Expecting a Korean long throw, the Roos switched off momentarily when Korea went short, with three players drawn to Ki Sung-yeung, allowing Lee Kuen-ho to drift in behind the ball-watching Nathan Burns and set up front man Lee Jeong-hyeop for an impressive finish at the near post.

Burns got his starting opportunity here, but his defensive lapse was critical.


While Postecoglou’s changes didn’t really have the desired effect, with Juric and Troisi also missing good chances, and Behich struggling, Stielike pretty much got everything right.

Early on, the work of Ki, Park and Koo in the centre of midfield was excellent, Ki and Koo giving Korea plenty on the ball while Park bossed proceedings until a Burns elbow caught him.

Koo in particular will be missed if he doesn’t recover from what looked a serious arm injury.
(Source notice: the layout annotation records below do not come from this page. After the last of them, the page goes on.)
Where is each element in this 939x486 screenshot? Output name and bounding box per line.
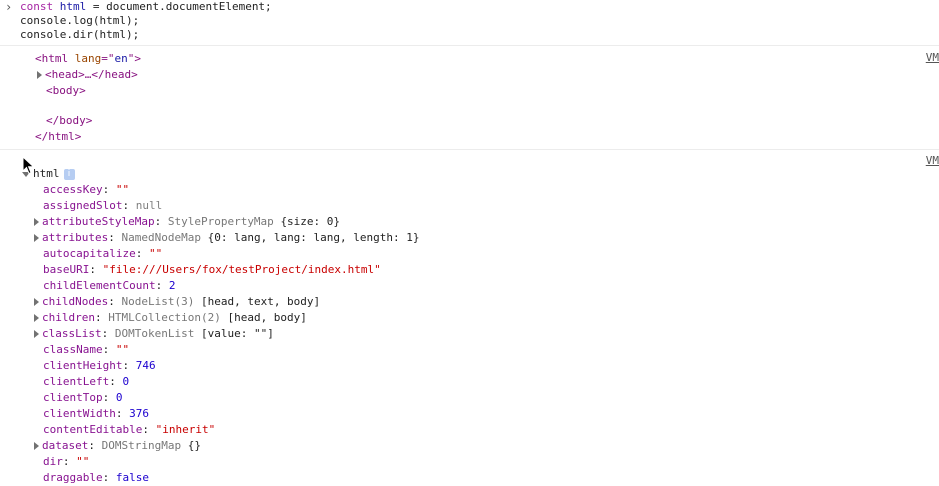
property-row: autocapitalize: "" [43, 247, 163, 260]
property-name: childNodes [42, 295, 109, 308]
command-line-1: const html = document.documentElement; [20, 0, 939, 14]
property-value: "" [76, 455, 90, 468]
expand-triangle-icon[interactable] [34, 314, 39, 322]
prompt-chevron-icon: › [5, 0, 13, 14]
property-value: [head, text, body] [200, 295, 321, 308]
console-dir-output: VM html i accessKey: "" assignedSlot: null… [0, 150, 939, 486]
property-name: clientLeft [43, 375, 110, 388]
dir-root-label: html [33, 167, 60, 180]
property-value: null [135, 199, 163, 212]
property-name: contentEditable [43, 423, 143, 436]
property-name: clientHeight [43, 359, 123, 372]
property-row[interactable]: classList: DOMTokenList [value: ""] [0, 326, 939, 342]
property-name: clientTop [43, 391, 103, 404]
property-value: "" [115, 183, 130, 196]
expand-triangle-icon[interactable] [34, 298, 39, 306]
property-row: clientWidth: 376 [43, 407, 149, 420]
property-value: 2 [168, 279, 176, 292]
property-row: contentEditable: "inherit" [43, 423, 216, 436]
expand-triangle-icon[interactable] [37, 71, 42, 79]
property-row: dir: "" [43, 455, 90, 468]
expand-triangle-icon[interactable] [34, 218, 39, 226]
property-type: DOMStringMap [101, 439, 182, 452]
property-value: {0: lang, lang: lang, length: 1} [207, 231, 420, 244]
property-value: [value: ""] [200, 327, 274, 340]
attr-lang: lang [74, 52, 102, 65]
expand-triangle-icon[interactable] [34, 234, 39, 242]
dir-root-row[interactable]: html i [0, 166, 939, 182]
property-type: DOMTokenList [114, 327, 195, 340]
property-type: StylePropertyMap [167, 215, 274, 228]
blank-row [0, 99, 939, 113]
property-name: clientWidth [43, 407, 116, 420]
property-type: NamedNodeMap [121, 231, 201, 244]
property-row: draggable: false [43, 471, 149, 484]
property-value: 0 [115, 391, 123, 404]
property-type: NodeList(3) [121, 295, 195, 308]
property-row: className: "" [43, 343, 130, 356]
property-name: classList [42, 327, 102, 340]
property-row: baseURI: "file:///Users/fox/testProject/… [43, 263, 381, 276]
expand-triangle-icon[interactable] [34, 442, 39, 450]
mouse-pointer-icon [22, 156, 35, 175]
command-line-3: console.dir(html); [20, 28, 140, 41]
property-name: accessKey [43, 183, 103, 196]
property-row[interactable]: childNodes: NodeList(3) [head, text, bod… [0, 294, 939, 310]
property-row[interactable]: dataset: DOMStringMap {} [0, 438, 939, 454]
property-value: 0 [122, 375, 130, 388]
body-open-row[interactable]: <body> [0, 83, 939, 99]
property-row[interactable]: children: HTMLCollection(2) [head, body] [0, 310, 939, 326]
property-value: "" [115, 343, 130, 356]
property-list: accessKey: "" assignedSlot: null attribute… [0, 182, 939, 486]
property-name: attributes [42, 231, 109, 244]
property-value: false [115, 471, 149, 484]
console-log-output: VM <html lang="en"> <head>…</head> <body… [0, 46, 939, 150]
info-icon[interactable]: i [63, 168, 75, 180]
property-name: childElementCount [43, 279, 156, 292]
keyword-const: const [20, 0, 54, 13]
property-name: baseURI [43, 263, 90, 276]
property-name: attributeStyleMap [42, 215, 155, 228]
command-line-2: console.log(html); [20, 14, 140, 27]
command-rest: = document.documentElement; [86, 0, 272, 13]
expand-triangle-icon[interactable] [34, 330, 39, 338]
variable-html: html [59, 0, 87, 13]
property-row: clientTop: 0 [43, 391, 123, 404]
property-name: className [43, 343, 103, 356]
head-row[interactable]: <head>…</head> [0, 67, 939, 83]
attr-lang-value: en [114, 52, 128, 65]
console-command-block: › const html = document.documentElement;… [0, 0, 939, 46]
property-name: draggable [43, 471, 103, 484]
property-value: "file:///Users/fox/testProject/index.htm… [102, 263, 381, 276]
property-value: "" [148, 247, 163, 260]
property-row: clientHeight: 746 [43, 359, 156, 372]
property-type: HTMLCollection(2) [108, 311, 221, 324]
property-row[interactable]: attributeStyleMap: StylePropertyMap {siz… [0, 214, 939, 230]
property-row: assignedSlot: null [43, 199, 163, 212]
html-close-row[interactable]: </html> [0, 129, 939, 145]
body-close-row[interactable]: </body> [0, 113, 939, 129]
property-value: "inherit" [155, 423, 216, 436]
property-name: dir [43, 455, 63, 468]
tag-open: <html [35, 52, 69, 65]
property-row[interactable]: attributes: NamedNodeMap {0: lang, lang:… [0, 230, 939, 246]
property-value: 376 [129, 407, 149, 420]
property-name: dataset [42, 439, 89, 452]
property-value: 746 [135, 359, 156, 372]
property-name: children [42, 311, 95, 324]
property-row: childElementCount: 2 [43, 279, 176, 292]
property-value: {size: 0} [280, 215, 341, 228]
property-value: [head, body] [227, 311, 307, 324]
property-row: accessKey: "" [43, 183, 130, 196]
property-name: autocapitalize [43, 247, 136, 260]
property-name: assignedSlot [43, 199, 123, 212]
html-open-tag-row[interactable]: <html lang="en"> [0, 51, 939, 67]
property-row: clientLeft: 0 [43, 375, 130, 388]
property-value: {} [187, 439, 201, 452]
But it wasn’t just the midfield where Stielike found winners. The work of his back four was arguably the most convincing of a tournament where they have won three games 1-0.

Meanwhile, Lee Jeong-hyeop caused the Roos defence plenty of issues, eventually leading to Matt Spiranovic earning a yellow card that will see him miss the quarter-final.
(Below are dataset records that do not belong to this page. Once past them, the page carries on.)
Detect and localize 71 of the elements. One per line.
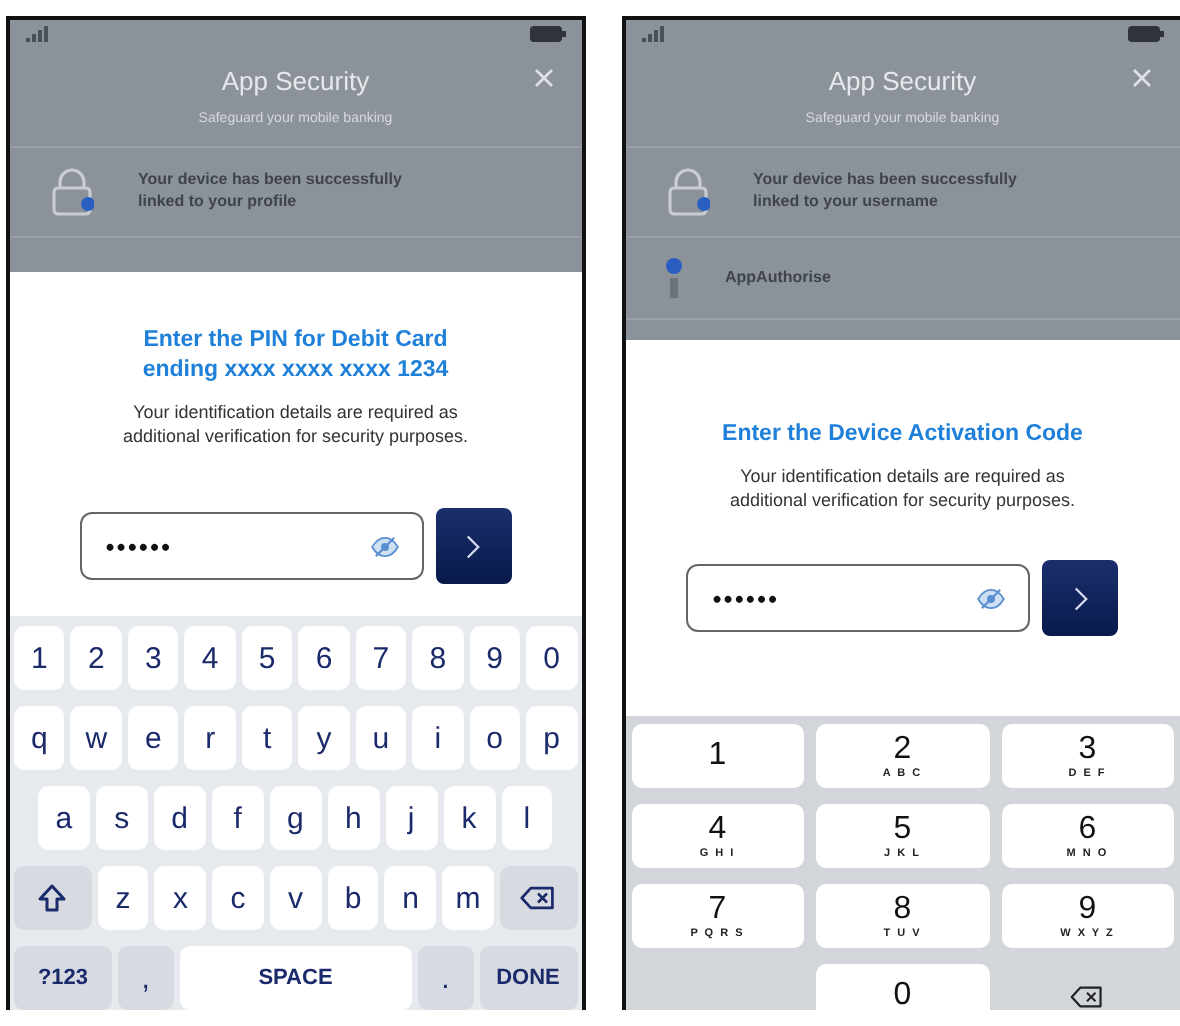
keyboard-key[interactable]: x <box>154 866 207 930</box>
keyboard-key[interactable]: s <box>95 786 148 850</box>
keyboard-key[interactable]: 0 <box>526 626 578 690</box>
backspace-key[interactable] <box>499 866 577 930</box>
keyboard-key[interactable]: e <box>127 706 179 770</box>
keyboard-key[interactable]: 1 <box>14 626 65 690</box>
keyboard-key[interactable]: v <box>269 866 322 930</box>
lock-icon <box>665 168 709 216</box>
backspace-icon <box>520 886 557 910</box>
keyboard-key[interactable]: b <box>327 866 379 930</box>
sheet-description: Your identification details are required as additional verification for security purposes. <box>727 463 1078 513</box>
sheet-description: Your identification details are required as additional verification for security purposes. <box>120 399 471 448</box>
lock-icon <box>50 168 94 216</box>
signal-icon <box>26 26 54 42</box>
shift-icon <box>38 884 67 912</box>
keyboard-key[interactable]: l <box>501 786 553 850</box>
keyboard-key[interactable]: 3 <box>127 626 179 690</box>
status-message: AppAuthorise <box>725 267 833 289</box>
keyboard-key[interactable]: u <box>355 706 407 770</box>
keypad-key[interactable]: 0 <box>816 964 989 1010</box>
keyboard-key[interactable]: r <box>184 706 236 770</box>
keyboard-key[interactable]: y <box>298 706 350 770</box>
keyboard-key[interactable]: 6 <box>298 626 350 690</box>
pin-field[interactable]: •••••• <box>686 564 1031 633</box>
eye-slash-icon[interactable] <box>976 588 1007 611</box>
eye-slash-icon[interactable] <box>369 536 400 558</box>
space-key[interactable]: SPACE <box>179 946 412 1010</box>
backspace-icon <box>1070 985 1105 1008</box>
keyboard-key[interactable]: c <box>212 866 264 930</box>
keyboard-key[interactable]: j <box>385 786 438 850</box>
sheet-heading: Enter the PIN for Debit Card ending xxxx xxxx xxxx 1234 <box>140 325 451 386</box>
keyboard-key[interactable]: i <box>412 706 464 770</box>
keypad-key[interactable]: 1 <box>631 724 804 789</box>
shift-key[interactable] <box>14 866 92 930</box>
signal-icon <box>641 26 669 42</box>
keyboard-key[interactable]: g <box>269 786 322 850</box>
keyboard-key[interactable]: n <box>384 866 437 930</box>
keyboard-key[interactable]: 7 <box>355 626 407 690</box>
keyboard-key[interactable]: q <box>14 706 65 770</box>
next-button[interactable] <box>435 508 512 584</box>
keyboard-key[interactable]: o <box>469 706 521 770</box>
keyboard-key[interactable]: 5 <box>241 626 293 690</box>
keyboard-key[interactable]: 4 <box>184 626 236 690</box>
chevron-icon <box>1073 585 1088 612</box>
status-message: Your device has been successfully linked to your profile <box>138 170 404 214</box>
mode-key[interactable]: ?123 <box>14 946 112 1010</box>
keyboard-key[interactable]: d <box>153 786 206 850</box>
screen-title: App Security <box>828 66 977 96</box>
sheet-heading: Enter the Device Activation Code <box>720 420 1085 450</box>
battery-icon <box>529 26 565 42</box>
status-message: Your device has been successfully linked to your username <box>753 170 1019 214</box>
keyboard-key[interactable]: 9 <box>469 626 521 690</box>
keyboard-key[interactable]: t <box>241 706 293 770</box>
keyboard-key[interactable]: k <box>443 786 495 850</box>
next-button[interactable] <box>1042 560 1119 637</box>
keyboard-key[interactable]: f <box>211 786 264 850</box>
done-key[interactable]: DONE <box>479 946 577 1010</box>
keyboard-key[interactable]: h <box>327 786 380 850</box>
keyboard-key[interactable]: 2 <box>70 626 122 690</box>
keyboard-key[interactable]: w <box>70 706 122 770</box>
keyboard-key[interactable]: m <box>442 866 494 930</box>
pin-field[interactable]: •••••• <box>79 512 424 580</box>
keyboard-key[interactable]: a <box>38 786 90 850</box>
chevron-icon <box>466 533 481 559</box>
keyboard-key[interactable]: z <box>97 866 149 930</box>
screen-title: App Security <box>221 66 370 96</box>
battery-icon <box>1128 26 1164 42</box>
keyboard-key[interactable]: p <box>526 706 578 770</box>
keyboard-key[interactable]: 8 <box>412 626 464 690</box>
keyboard-key[interactable]: . <box>417 946 473 1010</box>
keyboard-key[interactable]: , <box>118 946 174 1010</box>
Postecoglou now has a bit of work to do to get his players focused and his plans and tactics right for China on Thursday.

While it seems likely he will revert to his first choice front three of Robbie Kruse, Tim Cahill and Mat Leckie, he also has to decide if McKay has done enough in the past two games and whether Mile Jedinak comes back in for Mark Milligan.

At the back Postecoglou has indicated Alex Wilkinson will come in for Spiranovic, and it’s likely Jason Davidson will put pressure on Behich.


Having five days to recover, and with six or seven changes likely, Postecoglou will have a fresh team, but more important is that the Roos take a no excuses approach, don’t look too far ahead and focus only on China.